Long-Term Strategy: 1-Year Breakout + 6-Month ExitDescripción (Description): (Copia y pega todo lo que está dentro del recuadro de abajo)
Description
This is a long-term trend-following strategy designed to capture major market moves while filtering out short-term noise. It is based on the classic principle of "buying strength" (Breakouts) and allowing profits to run, while cutting losses when the medium-term trend reverses.
How it Works (Logic)
1. Entry Condition (Long Only): The strategy looks for a significant display of strength. It enters a Long position only when two conditions are met simultaneously:
Price Breakout: The closing price exceeds the highest high of the last 252 trading days (approximately 1 year). This ensures we are entering during a strong momentum phase.

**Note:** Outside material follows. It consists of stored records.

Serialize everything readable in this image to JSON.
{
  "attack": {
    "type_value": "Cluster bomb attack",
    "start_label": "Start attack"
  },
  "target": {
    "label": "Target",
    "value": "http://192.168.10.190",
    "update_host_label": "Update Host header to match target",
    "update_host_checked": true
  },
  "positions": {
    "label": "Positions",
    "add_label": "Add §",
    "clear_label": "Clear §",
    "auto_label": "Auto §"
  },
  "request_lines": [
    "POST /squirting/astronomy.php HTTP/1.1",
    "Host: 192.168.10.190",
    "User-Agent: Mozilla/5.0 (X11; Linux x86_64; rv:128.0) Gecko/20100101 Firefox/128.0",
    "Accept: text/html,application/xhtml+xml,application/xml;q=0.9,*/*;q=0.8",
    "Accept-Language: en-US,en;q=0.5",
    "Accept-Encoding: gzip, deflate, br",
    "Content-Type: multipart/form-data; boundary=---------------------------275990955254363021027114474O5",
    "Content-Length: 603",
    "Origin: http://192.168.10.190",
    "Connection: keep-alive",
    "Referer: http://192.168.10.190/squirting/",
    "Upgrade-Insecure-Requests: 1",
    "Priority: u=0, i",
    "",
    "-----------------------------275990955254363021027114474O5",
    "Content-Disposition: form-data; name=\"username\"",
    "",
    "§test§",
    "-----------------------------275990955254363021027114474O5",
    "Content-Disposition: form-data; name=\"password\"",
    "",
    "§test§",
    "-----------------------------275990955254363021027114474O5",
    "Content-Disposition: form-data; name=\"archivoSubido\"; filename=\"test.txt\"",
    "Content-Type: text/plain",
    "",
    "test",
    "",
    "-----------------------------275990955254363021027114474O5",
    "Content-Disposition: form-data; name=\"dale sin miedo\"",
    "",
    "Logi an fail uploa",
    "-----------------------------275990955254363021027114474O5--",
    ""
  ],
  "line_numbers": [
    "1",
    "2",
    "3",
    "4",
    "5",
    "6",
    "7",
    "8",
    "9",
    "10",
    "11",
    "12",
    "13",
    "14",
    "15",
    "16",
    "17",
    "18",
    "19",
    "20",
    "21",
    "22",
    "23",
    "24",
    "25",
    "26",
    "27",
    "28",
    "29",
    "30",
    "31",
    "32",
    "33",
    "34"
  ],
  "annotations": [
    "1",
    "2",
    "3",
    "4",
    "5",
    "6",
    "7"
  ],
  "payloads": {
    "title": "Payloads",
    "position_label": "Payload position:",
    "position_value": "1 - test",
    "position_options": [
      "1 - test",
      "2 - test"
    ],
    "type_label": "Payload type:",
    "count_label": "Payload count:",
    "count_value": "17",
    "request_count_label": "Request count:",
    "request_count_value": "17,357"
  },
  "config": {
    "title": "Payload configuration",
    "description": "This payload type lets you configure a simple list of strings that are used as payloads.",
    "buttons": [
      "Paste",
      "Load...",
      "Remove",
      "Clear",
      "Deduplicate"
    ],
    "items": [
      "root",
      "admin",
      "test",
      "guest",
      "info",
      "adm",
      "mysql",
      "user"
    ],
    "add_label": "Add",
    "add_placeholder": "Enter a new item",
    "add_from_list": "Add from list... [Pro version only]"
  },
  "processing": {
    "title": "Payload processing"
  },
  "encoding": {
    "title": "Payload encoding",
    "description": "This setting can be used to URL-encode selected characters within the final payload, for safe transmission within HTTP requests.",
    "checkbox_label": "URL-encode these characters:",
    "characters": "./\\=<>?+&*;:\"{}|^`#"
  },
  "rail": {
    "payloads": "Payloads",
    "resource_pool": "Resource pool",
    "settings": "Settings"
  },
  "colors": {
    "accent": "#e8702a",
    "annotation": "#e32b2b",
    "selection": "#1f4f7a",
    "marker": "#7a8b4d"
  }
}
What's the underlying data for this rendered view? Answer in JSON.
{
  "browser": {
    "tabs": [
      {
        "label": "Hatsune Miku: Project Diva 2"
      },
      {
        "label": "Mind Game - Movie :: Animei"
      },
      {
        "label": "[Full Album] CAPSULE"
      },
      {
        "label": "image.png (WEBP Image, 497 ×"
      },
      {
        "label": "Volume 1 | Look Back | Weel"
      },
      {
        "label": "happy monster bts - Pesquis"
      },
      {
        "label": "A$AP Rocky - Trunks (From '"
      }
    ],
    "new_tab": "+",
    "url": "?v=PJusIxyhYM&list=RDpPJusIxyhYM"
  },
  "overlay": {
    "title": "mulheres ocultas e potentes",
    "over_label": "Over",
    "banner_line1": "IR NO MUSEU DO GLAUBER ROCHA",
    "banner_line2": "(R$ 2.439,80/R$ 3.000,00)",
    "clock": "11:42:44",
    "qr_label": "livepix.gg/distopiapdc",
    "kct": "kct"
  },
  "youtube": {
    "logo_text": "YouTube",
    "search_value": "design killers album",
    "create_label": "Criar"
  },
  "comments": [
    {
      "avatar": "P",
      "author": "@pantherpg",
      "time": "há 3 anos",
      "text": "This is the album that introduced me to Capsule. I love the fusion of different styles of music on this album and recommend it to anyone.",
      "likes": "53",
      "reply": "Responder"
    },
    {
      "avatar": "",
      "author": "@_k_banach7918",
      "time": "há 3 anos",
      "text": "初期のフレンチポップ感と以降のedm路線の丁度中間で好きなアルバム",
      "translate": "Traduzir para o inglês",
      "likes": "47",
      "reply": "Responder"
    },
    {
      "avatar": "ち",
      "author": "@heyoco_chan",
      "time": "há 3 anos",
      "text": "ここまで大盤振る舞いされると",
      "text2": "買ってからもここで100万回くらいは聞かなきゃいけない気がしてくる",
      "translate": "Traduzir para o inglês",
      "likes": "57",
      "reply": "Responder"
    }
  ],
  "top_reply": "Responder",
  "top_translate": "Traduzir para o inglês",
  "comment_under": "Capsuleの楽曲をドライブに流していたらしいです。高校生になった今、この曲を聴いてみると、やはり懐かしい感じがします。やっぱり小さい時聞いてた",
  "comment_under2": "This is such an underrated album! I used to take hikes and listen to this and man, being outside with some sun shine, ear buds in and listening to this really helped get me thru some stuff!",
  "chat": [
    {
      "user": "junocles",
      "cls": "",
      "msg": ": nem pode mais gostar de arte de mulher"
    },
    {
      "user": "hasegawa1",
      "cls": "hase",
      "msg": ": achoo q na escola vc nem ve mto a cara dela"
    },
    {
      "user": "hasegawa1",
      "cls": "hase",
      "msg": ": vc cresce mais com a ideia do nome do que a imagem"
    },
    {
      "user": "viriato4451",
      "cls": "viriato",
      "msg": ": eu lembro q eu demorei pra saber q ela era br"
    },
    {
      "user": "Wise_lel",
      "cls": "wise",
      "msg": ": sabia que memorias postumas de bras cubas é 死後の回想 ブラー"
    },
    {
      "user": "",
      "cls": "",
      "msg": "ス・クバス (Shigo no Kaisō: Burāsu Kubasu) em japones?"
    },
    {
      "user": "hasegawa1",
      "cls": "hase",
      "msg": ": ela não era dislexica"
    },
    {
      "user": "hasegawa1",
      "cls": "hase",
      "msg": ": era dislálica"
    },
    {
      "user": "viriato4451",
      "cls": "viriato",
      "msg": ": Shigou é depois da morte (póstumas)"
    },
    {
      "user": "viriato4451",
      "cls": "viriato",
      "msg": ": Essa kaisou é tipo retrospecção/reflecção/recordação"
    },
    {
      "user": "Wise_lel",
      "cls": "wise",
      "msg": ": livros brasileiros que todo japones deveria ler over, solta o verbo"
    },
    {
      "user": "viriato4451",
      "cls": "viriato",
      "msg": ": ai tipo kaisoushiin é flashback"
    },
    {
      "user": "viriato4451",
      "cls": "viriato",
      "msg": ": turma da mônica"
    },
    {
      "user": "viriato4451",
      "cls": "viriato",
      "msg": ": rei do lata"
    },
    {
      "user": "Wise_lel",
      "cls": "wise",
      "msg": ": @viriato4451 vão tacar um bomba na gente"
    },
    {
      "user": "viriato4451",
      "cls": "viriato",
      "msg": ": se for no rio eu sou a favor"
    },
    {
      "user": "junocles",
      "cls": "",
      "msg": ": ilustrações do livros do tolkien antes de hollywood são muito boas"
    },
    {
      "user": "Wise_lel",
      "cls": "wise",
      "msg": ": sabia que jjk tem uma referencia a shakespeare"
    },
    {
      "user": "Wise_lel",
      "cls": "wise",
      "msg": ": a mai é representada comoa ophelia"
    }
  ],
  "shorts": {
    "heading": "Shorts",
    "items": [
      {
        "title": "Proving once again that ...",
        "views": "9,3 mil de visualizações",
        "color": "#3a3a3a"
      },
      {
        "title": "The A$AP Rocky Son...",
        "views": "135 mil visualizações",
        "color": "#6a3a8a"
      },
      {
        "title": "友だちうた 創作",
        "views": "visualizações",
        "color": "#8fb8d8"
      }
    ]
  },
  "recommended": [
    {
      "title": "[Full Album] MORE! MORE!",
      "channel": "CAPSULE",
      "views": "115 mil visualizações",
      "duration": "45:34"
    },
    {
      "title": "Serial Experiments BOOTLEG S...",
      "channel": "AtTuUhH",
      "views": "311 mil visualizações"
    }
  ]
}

Trend Filter: The SuperTrend indicator (Settings: ATR 10, Factor 3.0) must be bullish. This acts as a confirmation filter to avoid false breakouts in choppy markets.
2. Exit Condition: The strategy uses a trailing stop based on price action, not a fixed percentage.
It closes the position when the price closes below the lowest low of the last 126 trading days (approximately 6 months).
This wide exit allows the trade to "breathe" during normal market corrections without exiting the position prematurely.
Settings & Risk Management
Capital Usage: The script is configured to use 10% of equity per trade to reflect realistic risk management (compounding).
Commissions: Included at 0.1% to simulate real trading costs.
Slippage: Included (3 ticks) to account for market execution variability.
Best Use: This strategy is intended for higher timeframes (Daily or Weekly) on trending assets like Indices, Crypto, or Commodities.